Sylvain Yeatman-Eiffel a poursuivi son exposé sur l’affaire
de Panama et sur les pressions exercées par l’Assemblée Nationale sur le Conseil de
l’Ordre pour retirer à Gustave Eiffel sa légion. Tout comme la Justice, le
Conseil de l’Ordre ne trouva rien à reprocher à l’honneur de Gustave Eiffel et
ira jusqu’à démissionner en block, un cas très rare dans son histoire, pour
protester contre ces accusations infondées et les pressions politiques exercées
à son encontre.
Innocenté mais profondément blessé par l’affaire de Panama,
Gustave Eiffel se retira ensuite des affaires et se consacra jusqu’à la fin
de sa vie à d’importants travaux scientifiques de météorologie et d’aérodynamisme.
Ces derniers permirent, on l’oublie souvent, des avancées majeure dans le domaine de
l’aviation. Comme toujours, Eiffel livra tous les résultats de ses travaux
gratuitement à la communauté scientifique. Il accueillit également, avec le
même esprit de philanthropie, des projets du monde entier dans la soufflerie
qu’il fit construire d’abord aux pieds de la Tour, puis à partir de 1912 rue
Boileau à Auteuil, où elle existe encore.
En épilogue, Sylvain Yeatman-Eiffel a rappellé que la ville de
Dijon a été plus longue à laver l’honneur bafoué de l’enfant du pays. En plein
cœur de l’affaire, la ville avait en effet décidé à la hâte de débaptiser le
quai et le pont qui portaient le nom d'Eiffel. Il faudra attendre 1952
pour que le chanoine
Kir redonne à une avenue proche du lieu de naissance de notre
ancêtre le nom d’Eiffel.

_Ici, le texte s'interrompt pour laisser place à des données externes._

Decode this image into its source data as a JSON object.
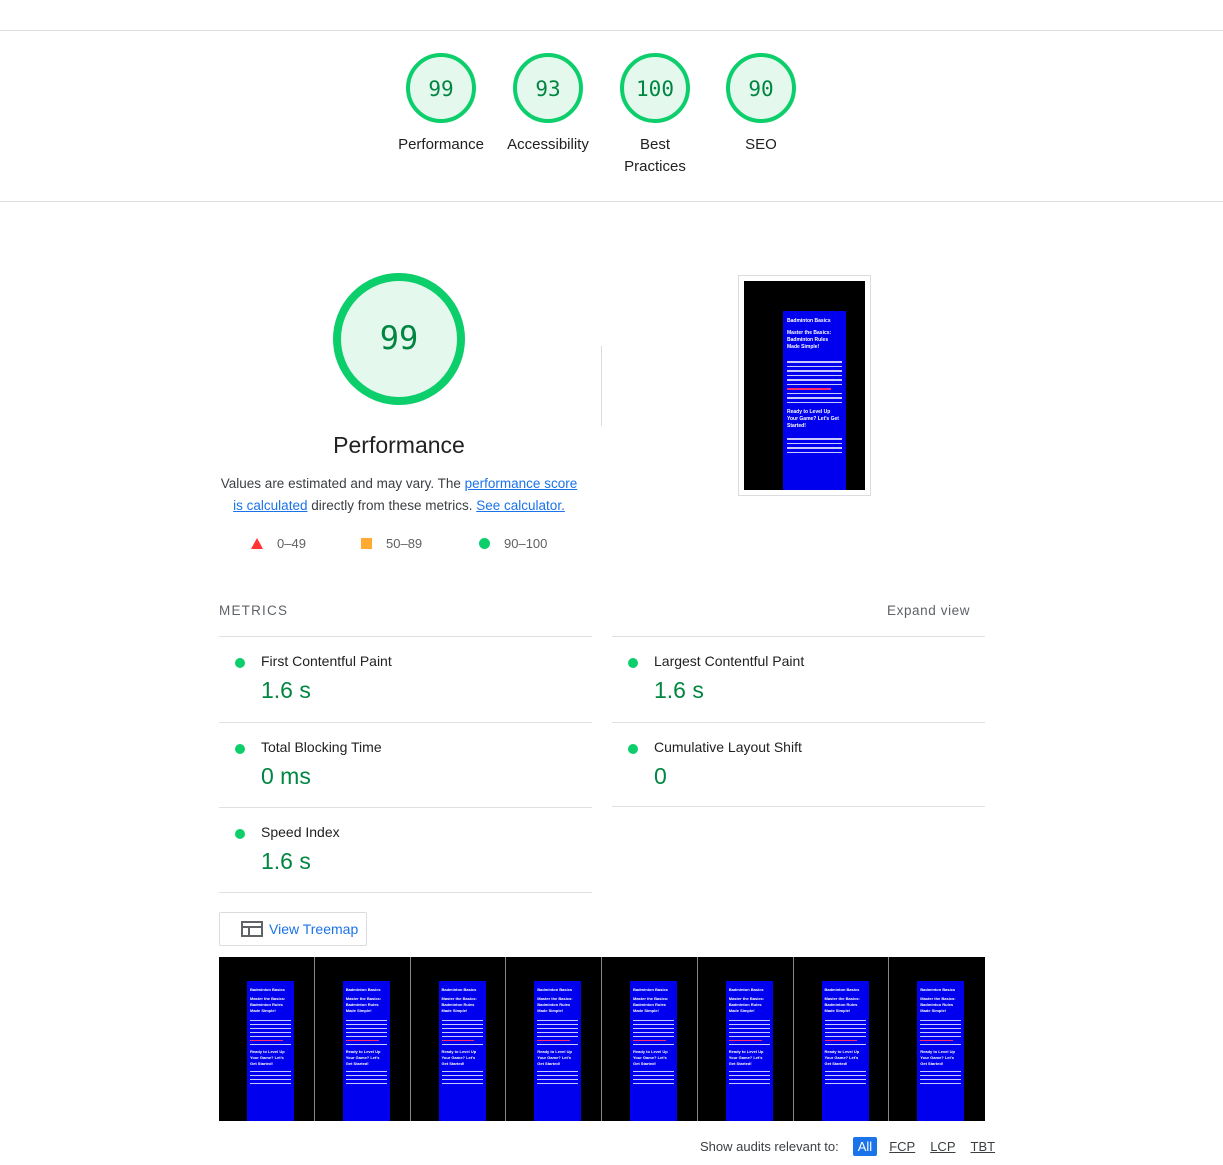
{
  "categories": [
    {
      "label": "Performance",
      "score": 99
    },
    {
      "label": "Accessibility",
      "score": 93
    },
    {
      "label": "Best Practices",
      "score": 100
    },
    {
      "label": "SEO",
      "score": 90
    }
  ],
  "performance": {
    "score": 99,
    "title": "Performance",
    "desc_prefix": "Values are estimated and may vary. The ",
    "desc_link1": "performance score is calculated",
    "desc_middle": " directly from these metrics. ",
    "desc_link2": "See calculator."
  },
  "legend": [
    {
      "shape": "triangle",
      "range": "0–49",
      "color": "#ff3333"
    },
    {
      "shape": "square",
      "range": "50–89",
      "color": "#ffaa33"
    },
    {
      "shape": "circle",
      "range": "90–100",
      "color": "#0cce6b"
    }
  ],
  "metrics_header": "METRICS",
  "expand_view": "Expand view",
  "metrics": [
    {
      "name": "First Contentful Paint",
      "value": "1.6 s"
    },
    {
      "name": "Largest Contentful Paint",
      "value": "1.6 s"
    },
    {
      "name": "Total Blocking Time",
      "value": "0 ms"
    },
    {
      "name": "Cumulative Layout Shift",
      "value": "0"
    },
    {
      "name": "Speed Index",
      "value": "1.6 s"
    }
  ],
  "treemap_label": "View Treemap",
  "screenshot": {
    "site_title": "Badminton Basics",
    "headline": "Master the Basics: Badminton Rules Made Simple!",
    "cta": "Ready to Level Up Your Game? Let's Get Started!"
  },
  "filmstrip_count": 8,
  "audit_filter": {
    "label": "Show audits relevant to:",
    "options": [
      "All",
      "FCP",
      "LCP",
      "TBT"
    ],
    "active": "All"
  },
  "colors": {
    "pass": "#0cce6b",
    "pass_text": "#018642",
    "pass_bg": "#e5f8ee",
    "link": "#1a73e8"
  }
}
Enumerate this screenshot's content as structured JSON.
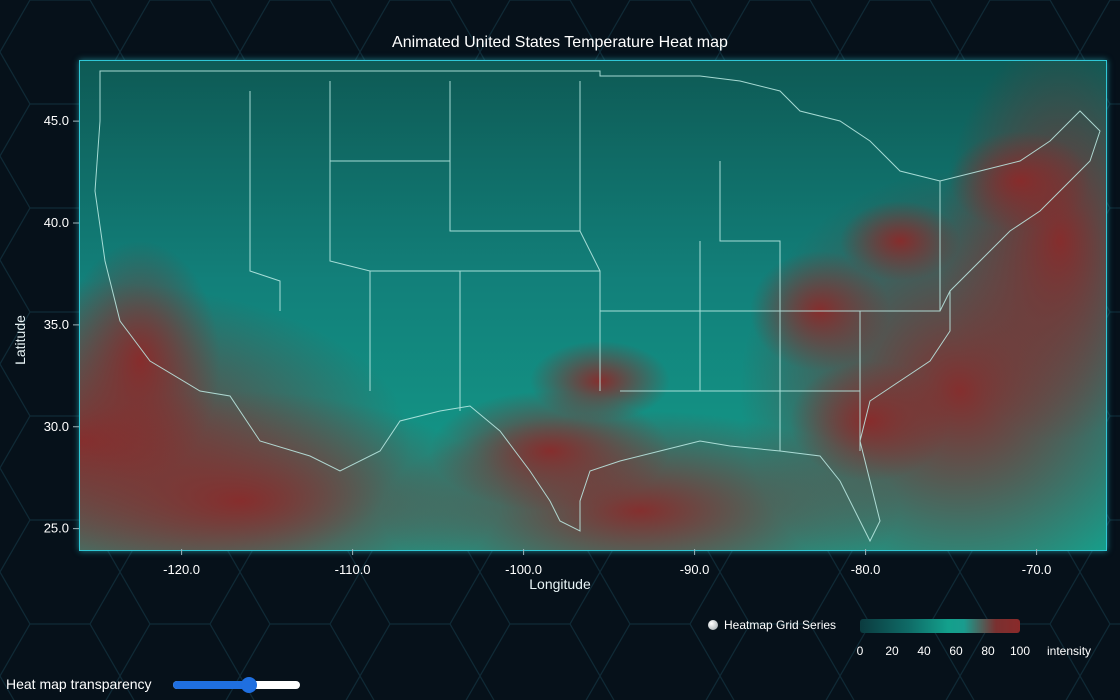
{
  "title": "Animated United States Temperature Heat map",
  "chart_data": {
    "type": "heatmap",
    "title": "Animated United States Temperature Heat map",
    "xlabel": "Longitude",
    "ylabel": "Latitude",
    "xlim": [
      -126.0,
      -66.0
    ],
    "ylim": [
      24.0,
      48.0
    ],
    "x_ticks": [
      -120.0,
      -110.0,
      -100.0,
      -90.0,
      -80.0,
      -70.0
    ],
    "x_tick_labels": [
      "-120.0",
      "-110.0",
      "-100.0",
      "-90.0",
      "-80.0",
      "-70.0"
    ],
    "y_ticks": [
      25.0,
      30.0,
      35.0,
      40.0,
      45.0
    ],
    "y_tick_labels": [
      "25.0",
      "30.0",
      "35.0",
      "40.0",
      "45.0"
    ],
    "series": [
      {
        "name": "Heatmap Grid Series"
      }
    ],
    "color_scale": {
      "min": 0,
      "max": 100,
      "ticks": [
        "0",
        "20",
        "40",
        "60",
        "80",
        "100"
      ],
      "label": "intensity",
      "colors": [
        "#0b3b3f",
        "#13a08c",
        "#8a2a2a"
      ]
    },
    "legend_position": "bottom-right",
    "grid": false
  },
  "legend": {
    "series_name": "Heatmap Grid Series",
    "ticks": [
      "0",
      "20",
      "40",
      "60",
      "80",
      "100"
    ],
    "unit_label": "intensity"
  },
  "controls": {
    "transparency_label": "Heat map transparency",
    "transparency_value": 0.6
  },
  "colors": {
    "background": "#06111a",
    "frame": "#2fc7d6",
    "cool": "#0f6a66",
    "mid": "#13a08c",
    "hot": "#8a2a2a",
    "slider": "#1f6fe0"
  }
}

Le pont construit par Eiffel à Dijon, lui, a malheureusement été
détruit pendant la deuxième guerre mondiale.
La conférence fut poursuivie par une intervention de Savin Yeatman-Eiffel, dressant un rapide bilan des
actions de l’ADGE, et d’une présentation en image des lieux d’enfance de
Gustave Eiffel par Mme Lochot. Gageons que cette sympathique conférence et cet
hommage adressé à Gustave par ses pairs de la Légion d’Honneur dans la ville de
son enfance, scellent définitivement la fin de la longue incompréhension entre
Dijon et un de ses plus célèbre fils.